Светлый фон

Рим шел прямо к гибели, считает Тихомиров, но его спасла единоличная власть. Юлий Цезарь лично обладал чисто монархическим ощущением. Он открыто ставил себя выше республики, окружил себя всевозможными почестями, принял титул Отца отечества, поставил свою статую среди статуй царей. И народ был очарован Цезарем. Но всеобщее умонастроение было таково, что верховную власть Цезарь не принял, а взял лишь власть управительную. Мы часто забываем о том, что не только Цезарь, а все последующие императоры, кесари (по имени Цезаря) формально, фиктивно избирались сенатом и народом всегда. «Таким образом, власть императорская по существу все-таки оставалась не верховною, а лишь делегированною от народа… Как при республике самодержавный народ поручал всю управительную власть аристократии, так он передавал теперь всю власть Кесарю» (с. 119). Фактически императорская власть становилась верховной, но, отмечает Тихомиров, «вместе с тем и решительно ничем не осмысленною» (с. 124). Власть эта стала походить на восточную деспотию.
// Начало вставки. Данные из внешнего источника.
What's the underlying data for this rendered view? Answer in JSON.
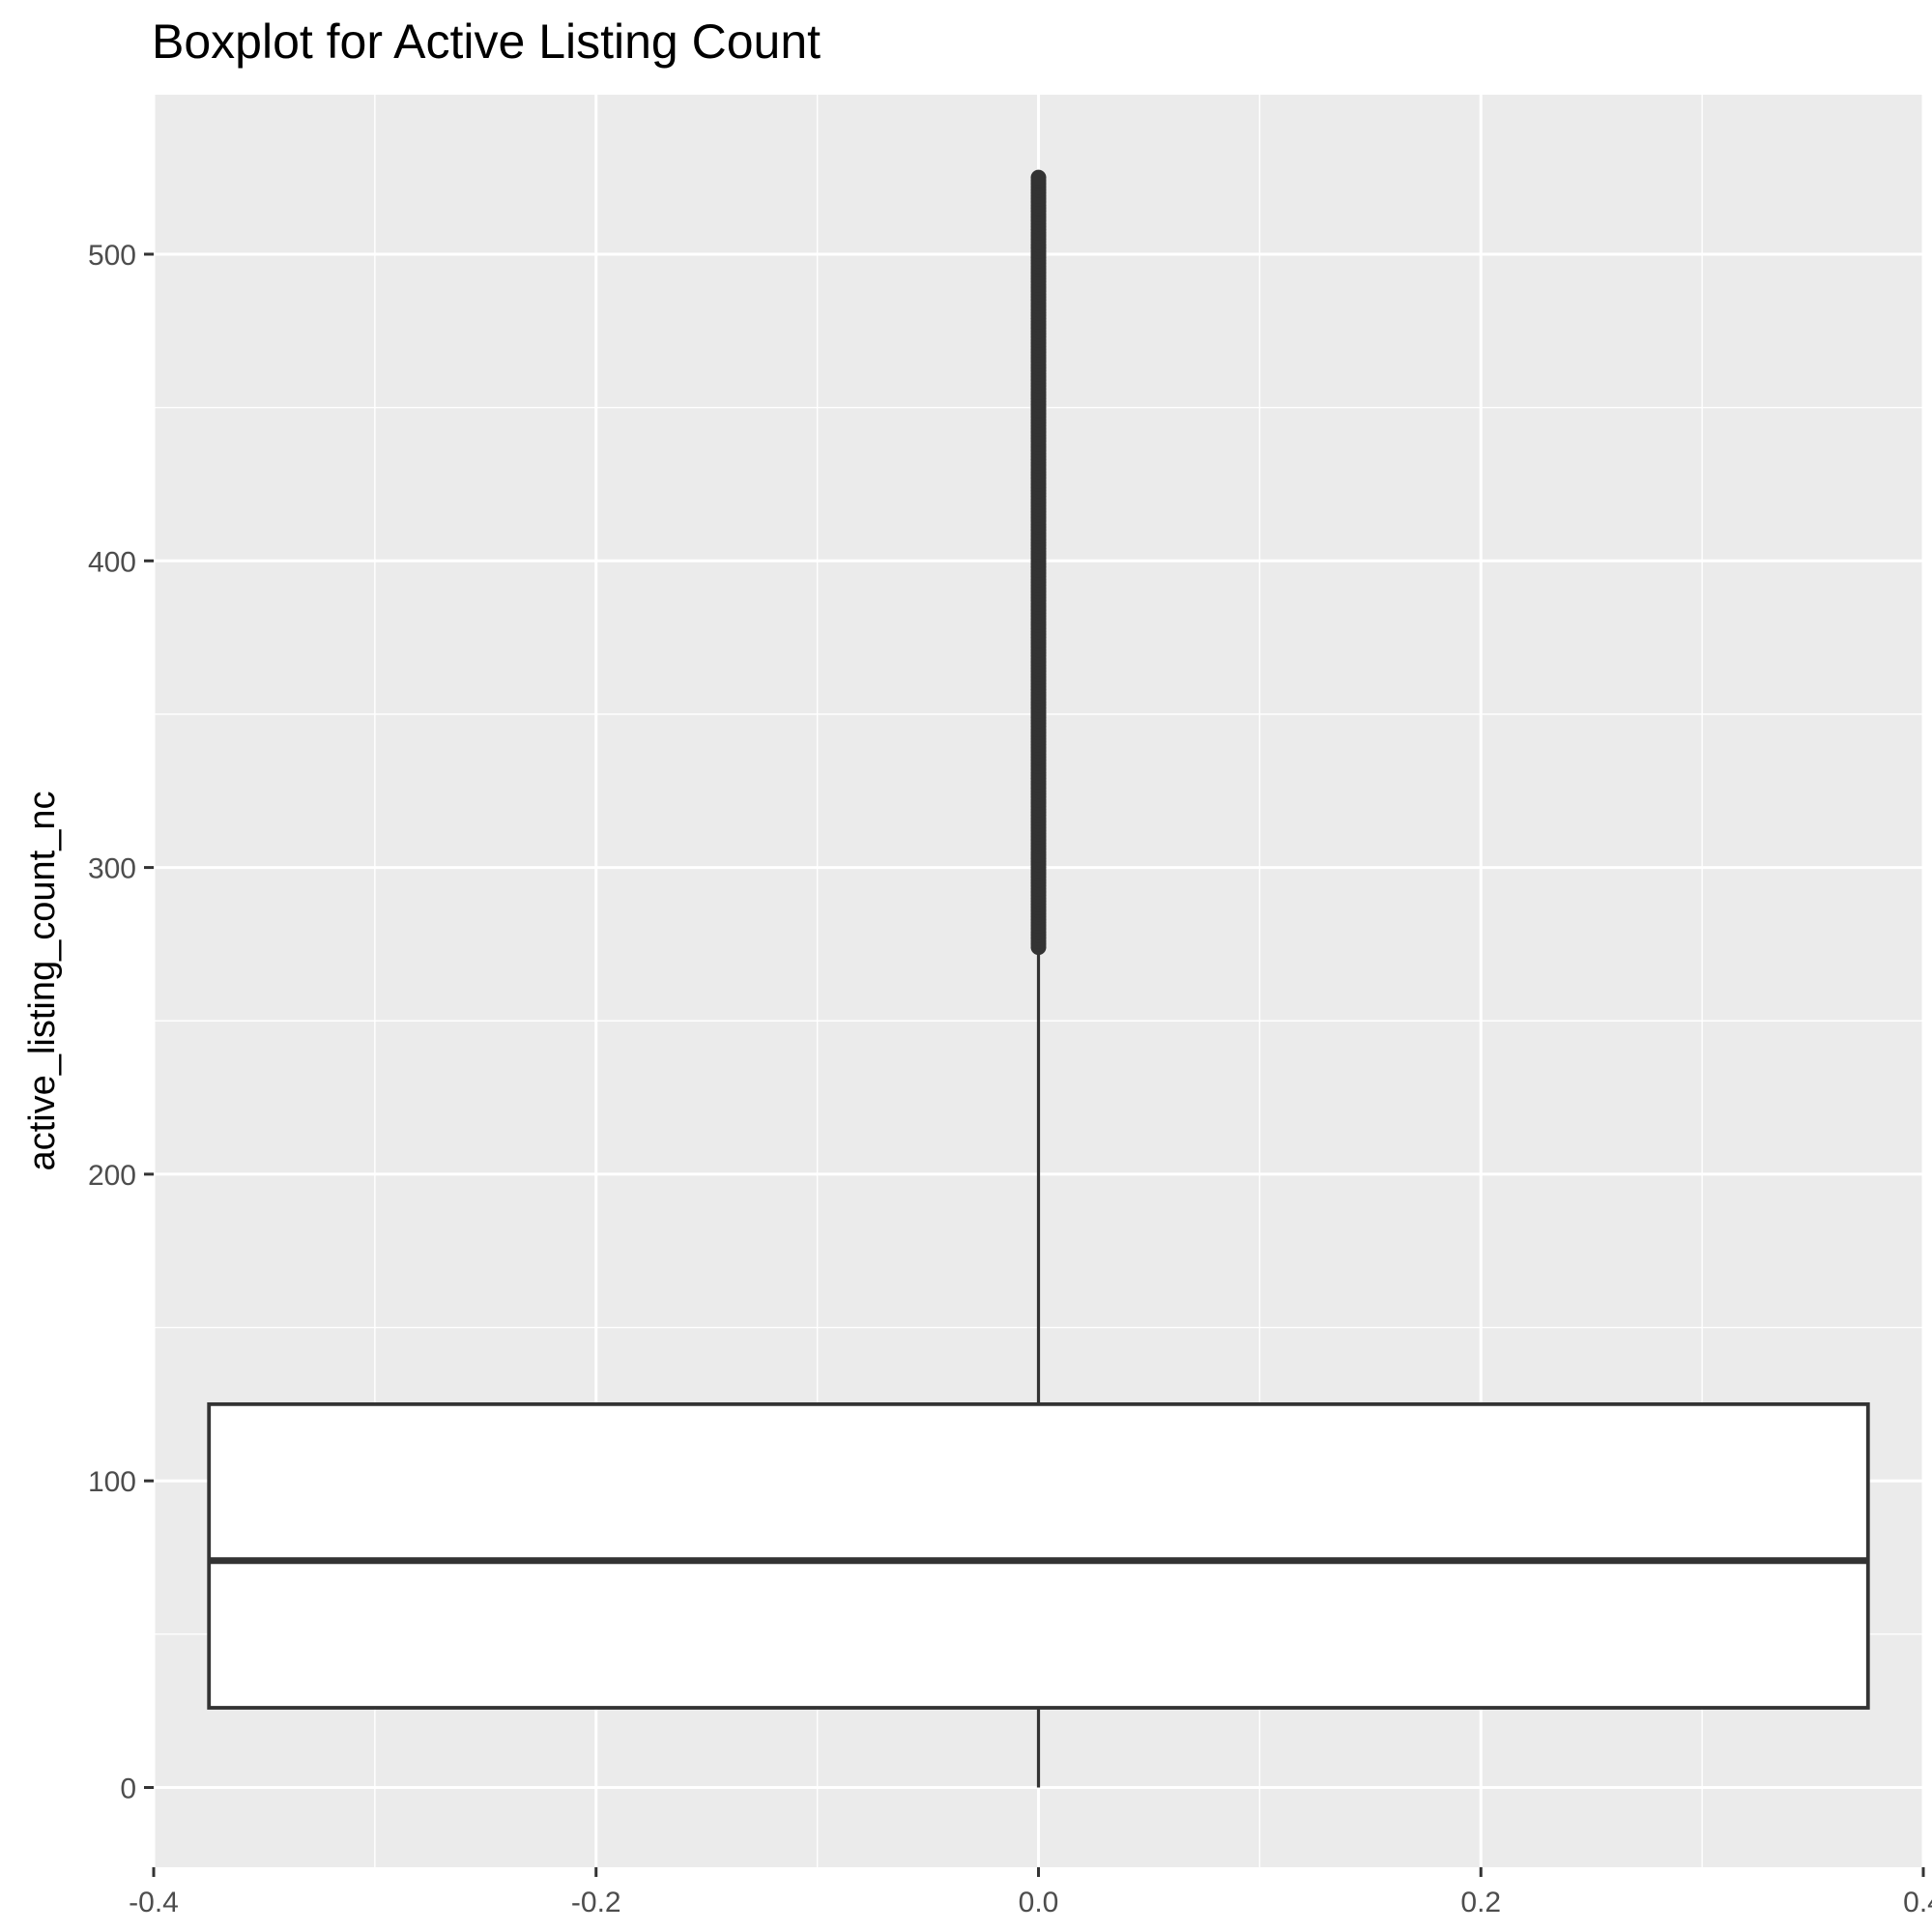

Из-за ослабления нравственного мотива власть стала терять свое притягательное влияние. «Лишь появление Константина Великого спасло Империю, ибо Константин нашел, в условиях своего времени, новый тип верховной власти, имеющей ясный идеократический элемент» (с. 125). Рим был спасен сначала единоличной властью с появлением Цезаря. Однако все последующие императоры законодательно не обладали верховной властью. Их власть по-прежнему была доверенной, делегированной Римским Сенатом и народом. «Отсюда непрочность этой власти со стороны нравственной, и ее фактическое всесилие, способное переходить в деспотизм» (с. 133). Римское общество разлагалось все более, армия, переполненная наемниками, часто инородцами, становилась судьей и арбитром политического режима.

Константин Великий нашел идею верховной власти в христианстве, христианизировал государство и благодаря этому продлил существование Римской империи, в ее Византийском варианте, еще на 1000 лет. Император смотрел на себя, как на Божия служителя, действующего в согласии с Церковью, даже называл себя «епископом дел внешних». Тихомиров считает, что от духа христианства Константин и его преемники получали только идею верховной власти, но никакой политической доктрины не приобрели. Поэтому, беря от христианства идею верховной власти, они оставались при Римской императорской доктрине государственности. С одним отличием: идея нации, республики переносилась на церковь.

По законодательству Юстиниана (527–565) в государстве признавалось существование двух равноправных властей. Отношения двух властей – священства и императорства – напоминают отношения души и тела. Юстиниан провозгласил: «церковные законы имеют такую же силу в государстве, как и государственные…» Лев Философ «отменяет все законы, противоречащие канонам». С другой стороны, Халкидонский собор постановил, что все законы, противоречащие канону, не имеют силы. Именно за это, за теснейший союз церкви и государства, так ненавидят Византию масоны и либералы. Фотий в Номоканоне заявляет, что все законы, противоречащие канонам, недействительны. «Это есть основная точка зрения Византийского законодательства» (с. 153). Тихомиров отмечает, что даже такой хулитель Византии, как Владимир Соловьев, вынужден признать, что с 842 года, с момента окончательного уяснения содержания Православия, уже не было ни единого императора-еретика или ересиарха в Константинополе.